Changing stroke rehab and research worldwide now.Time is Brain! trillions and trillions of neurons that DIE each day because there are NO effective hyperacute therapies besides tPA(only 12% effective). I have 523 posts on hyperacute therapy, enough for researchers to spend decades proving them out. These are my personal ideas and blog on stroke rehabilitation and stroke research. Do not attempt any of these without checking with your medical provider. Unless you join me in agitating, when you need these therapies they won't be there.

What this blog is for:

My blog is not to help survivors recover, it is to have the 10 million yearly stroke survivors light fires underneath their doctors, stroke hospitals and stroke researchers to get stroke solved. 100% recovery. The stroke medical world is completely failing at that goal, they don't even have it as a goal. Shortly after getting out of the hospital and getting NO information on the process or protocols of stroke rehabilitation and recovery I started searching on the internet and found that no other survivor received useful information.
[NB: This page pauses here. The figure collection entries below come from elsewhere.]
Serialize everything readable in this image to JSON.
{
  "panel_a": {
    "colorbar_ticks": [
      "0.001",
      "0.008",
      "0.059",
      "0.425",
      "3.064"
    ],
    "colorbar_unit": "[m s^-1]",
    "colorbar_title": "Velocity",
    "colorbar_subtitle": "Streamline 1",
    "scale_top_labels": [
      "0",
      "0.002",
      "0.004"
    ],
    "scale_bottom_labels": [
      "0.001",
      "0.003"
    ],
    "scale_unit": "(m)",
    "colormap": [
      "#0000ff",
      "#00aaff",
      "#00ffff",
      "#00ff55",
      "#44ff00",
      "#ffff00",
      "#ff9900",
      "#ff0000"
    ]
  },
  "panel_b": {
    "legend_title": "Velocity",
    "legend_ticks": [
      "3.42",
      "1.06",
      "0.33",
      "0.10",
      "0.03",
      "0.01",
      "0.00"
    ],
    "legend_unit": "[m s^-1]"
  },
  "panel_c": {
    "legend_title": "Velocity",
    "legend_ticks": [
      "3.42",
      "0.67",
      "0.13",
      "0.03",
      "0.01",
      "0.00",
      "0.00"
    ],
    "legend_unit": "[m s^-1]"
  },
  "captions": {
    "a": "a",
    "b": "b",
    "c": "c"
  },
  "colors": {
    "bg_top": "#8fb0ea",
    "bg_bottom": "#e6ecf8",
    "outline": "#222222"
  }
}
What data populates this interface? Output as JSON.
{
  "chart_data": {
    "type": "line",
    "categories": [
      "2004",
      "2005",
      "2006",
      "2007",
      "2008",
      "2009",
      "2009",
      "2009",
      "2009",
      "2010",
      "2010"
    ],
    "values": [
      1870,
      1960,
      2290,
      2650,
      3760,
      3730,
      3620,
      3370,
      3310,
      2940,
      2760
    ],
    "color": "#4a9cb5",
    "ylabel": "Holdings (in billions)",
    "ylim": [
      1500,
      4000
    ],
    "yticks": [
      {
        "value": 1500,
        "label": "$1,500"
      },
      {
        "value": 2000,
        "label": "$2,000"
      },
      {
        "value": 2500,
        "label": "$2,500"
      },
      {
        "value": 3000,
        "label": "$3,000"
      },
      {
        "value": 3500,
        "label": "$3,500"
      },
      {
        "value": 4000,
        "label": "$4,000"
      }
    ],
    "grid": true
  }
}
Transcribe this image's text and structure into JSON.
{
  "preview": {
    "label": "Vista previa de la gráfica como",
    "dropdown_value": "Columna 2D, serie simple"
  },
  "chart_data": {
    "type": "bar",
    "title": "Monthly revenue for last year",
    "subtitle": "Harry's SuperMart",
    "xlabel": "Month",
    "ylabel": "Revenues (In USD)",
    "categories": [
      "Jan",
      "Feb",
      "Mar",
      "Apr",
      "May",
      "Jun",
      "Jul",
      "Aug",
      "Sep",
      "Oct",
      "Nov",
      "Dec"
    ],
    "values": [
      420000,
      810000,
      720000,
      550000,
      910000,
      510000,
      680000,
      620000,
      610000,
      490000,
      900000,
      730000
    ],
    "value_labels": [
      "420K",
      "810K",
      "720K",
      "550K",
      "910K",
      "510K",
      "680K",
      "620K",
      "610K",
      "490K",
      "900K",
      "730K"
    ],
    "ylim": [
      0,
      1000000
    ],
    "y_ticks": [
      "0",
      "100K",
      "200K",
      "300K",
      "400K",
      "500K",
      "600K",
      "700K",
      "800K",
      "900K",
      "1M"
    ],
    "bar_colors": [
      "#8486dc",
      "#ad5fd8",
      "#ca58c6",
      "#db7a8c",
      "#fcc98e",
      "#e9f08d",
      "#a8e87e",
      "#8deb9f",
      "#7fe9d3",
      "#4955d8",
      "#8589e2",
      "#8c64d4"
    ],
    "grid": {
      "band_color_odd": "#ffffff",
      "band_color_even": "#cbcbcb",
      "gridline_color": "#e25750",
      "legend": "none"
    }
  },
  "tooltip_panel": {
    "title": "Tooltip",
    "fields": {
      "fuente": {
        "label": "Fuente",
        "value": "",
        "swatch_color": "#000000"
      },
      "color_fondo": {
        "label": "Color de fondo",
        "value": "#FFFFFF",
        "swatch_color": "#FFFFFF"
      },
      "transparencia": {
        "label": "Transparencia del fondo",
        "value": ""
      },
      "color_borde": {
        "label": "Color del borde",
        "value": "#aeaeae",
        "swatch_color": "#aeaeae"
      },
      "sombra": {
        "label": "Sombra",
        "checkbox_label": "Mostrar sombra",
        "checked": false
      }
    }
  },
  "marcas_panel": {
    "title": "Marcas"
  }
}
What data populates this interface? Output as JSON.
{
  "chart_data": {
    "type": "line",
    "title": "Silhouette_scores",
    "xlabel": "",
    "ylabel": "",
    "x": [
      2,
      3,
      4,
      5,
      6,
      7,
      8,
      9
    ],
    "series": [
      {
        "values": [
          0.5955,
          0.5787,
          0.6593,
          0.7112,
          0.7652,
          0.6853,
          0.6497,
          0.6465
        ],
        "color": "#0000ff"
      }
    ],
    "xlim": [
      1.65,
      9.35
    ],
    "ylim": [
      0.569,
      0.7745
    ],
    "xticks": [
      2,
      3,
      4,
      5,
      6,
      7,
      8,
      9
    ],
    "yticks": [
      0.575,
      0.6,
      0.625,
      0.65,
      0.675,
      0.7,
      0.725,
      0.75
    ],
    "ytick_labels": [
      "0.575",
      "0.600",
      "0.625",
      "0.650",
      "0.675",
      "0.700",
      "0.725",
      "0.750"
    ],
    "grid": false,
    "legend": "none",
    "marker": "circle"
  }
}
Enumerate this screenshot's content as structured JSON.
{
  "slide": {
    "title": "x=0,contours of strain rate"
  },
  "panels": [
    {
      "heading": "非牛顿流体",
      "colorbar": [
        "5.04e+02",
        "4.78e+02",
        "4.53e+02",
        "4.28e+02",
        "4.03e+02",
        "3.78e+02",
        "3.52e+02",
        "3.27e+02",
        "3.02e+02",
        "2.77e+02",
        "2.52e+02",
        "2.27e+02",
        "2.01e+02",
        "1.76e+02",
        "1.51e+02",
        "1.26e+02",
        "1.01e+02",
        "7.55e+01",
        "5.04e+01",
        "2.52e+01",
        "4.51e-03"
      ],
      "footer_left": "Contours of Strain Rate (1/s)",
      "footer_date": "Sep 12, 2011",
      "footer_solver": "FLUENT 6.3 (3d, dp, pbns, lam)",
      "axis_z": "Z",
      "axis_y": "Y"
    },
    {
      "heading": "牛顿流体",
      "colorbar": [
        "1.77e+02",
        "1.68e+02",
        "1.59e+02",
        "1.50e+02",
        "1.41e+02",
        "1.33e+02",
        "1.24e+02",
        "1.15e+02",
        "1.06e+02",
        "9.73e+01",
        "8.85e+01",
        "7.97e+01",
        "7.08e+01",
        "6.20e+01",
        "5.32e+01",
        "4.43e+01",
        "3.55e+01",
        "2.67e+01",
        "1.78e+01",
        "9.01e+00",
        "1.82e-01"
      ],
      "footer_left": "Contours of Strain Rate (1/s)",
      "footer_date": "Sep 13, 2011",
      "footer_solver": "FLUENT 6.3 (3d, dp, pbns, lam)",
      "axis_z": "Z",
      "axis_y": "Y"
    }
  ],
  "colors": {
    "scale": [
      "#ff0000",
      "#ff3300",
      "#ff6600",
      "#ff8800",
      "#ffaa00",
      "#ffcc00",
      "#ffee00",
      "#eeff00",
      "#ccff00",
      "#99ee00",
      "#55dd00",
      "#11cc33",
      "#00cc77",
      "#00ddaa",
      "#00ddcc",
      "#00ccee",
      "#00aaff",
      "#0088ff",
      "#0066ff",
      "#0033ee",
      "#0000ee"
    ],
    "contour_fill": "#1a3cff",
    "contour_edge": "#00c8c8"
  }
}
This is an attempt to cover all stroke rehabilitation information that should be readily available to survivors so they can talk with informed knowledge to their medical staff. It lays out what needs to be done to get stroke survivors closer to 100% recovery. It's quite disgusting that this information is not available from every stroke association and doctors group.

Thursday, June 18, 2020

Mental practice to improve arm function and arm movement in individuals with hemiparesis after stroke

Moderate certainty is good enough for most patients and since this is a costless therapy, protocols should exist and be distributed to all 10 million yearly stroke survivors. That means someone has to create an information distribution platform to get this to all 10 million yearly stroke survivors  because our fucking failures of stroke associations haven't and obviously can't do it.  

 

Mental practice to improve arm function and arm movement in individuals with hemiparesis after stroke



Review question
Does mental practice improve the outcomes of upper extremity rehabilitation for individuals living with the effects of stroke?
Background
Mental practice is a process through which an individual repeatedly mentally rehearses an action or task without actually physically performing the action or task. The goal of mental practice is to improve performance of those actions or tasks. Mental practice has been proposed as a potential adjunct to physical practice that is commonly performed by survivors of stroke undergoing rehabilitation.
Search date
We searched 10 electronic databases and two clinical trials databases in September 2019.
Study characteristics
We included 25 studies with 676 study participants. Thirty-four per cent of participants were women. In all studies, participants were randomly allocated to groups. The studies, which were reported from nine countries, measured one or more of the following outcomes: arm function for real-life tasks appropriate to the upper limb (e.g. drinking from a cup, manipulating a doorknob), the amount and quality of movement in the arm, and activities of daily living. We sought but did not find evidence related to health-related quality of life, economic costs, and adverse events.
Key results
Our review of the available literature provided moderate-certainty evidence that mental practice, when added to other physical rehabilitation treatment, produced improved outcomes compared to use of the other rehabilitation treatment alone. Evidence to date shows improvements in arm function and arm movement. It is not clear whether (1) mental practice added to physical practice produces improvements in activities of daily living; (2) mental practice alone compared to conventional treatment is beneficial in improving motor control of the arm; (3) how much mental practice could produce the best results; (4) and whether mental practice is best used at a particular time after stroke. No adverse effects or harms were reported in any of the studies.
Certainty of the evidence
For mental practice added to other physical rehabilitation treatment compared to use of the other rehabilitation treatment alone, the certainty of evidence was moderate for arm function and arm movement outcomes based on some challenges in study design. The certainty of evidence was low for the activities of daily living outcome based on study design and the small number of participants included. For the mental practice compared to conventional treatment comparison, the certainty of evidence for the arm movement outcome was determined to be low for the same reasons.
Authors' conclusions: 
Moderate-certainty evidence shows that MP in addition to other treatment versus the other treatment appears to be beneficial in improving upper extremity activity. Moderate-certainty evidence also shows that MP in addition to other treatment versus the other treatment appears to be beneficial in improving upper extremity impairment after stroke. Low-certainty evidence suggests that ADLs may not be improved with MP in addition to other treatment versus the other treatment. Low-certainty evidence also suggests that MP versus conventional treatment may not improve upper extremity impairment. Further study is required to evaluate effects of MP on time post stroke, the volume of MP required to affect outcomes, and whether improvement is maintained over the long term.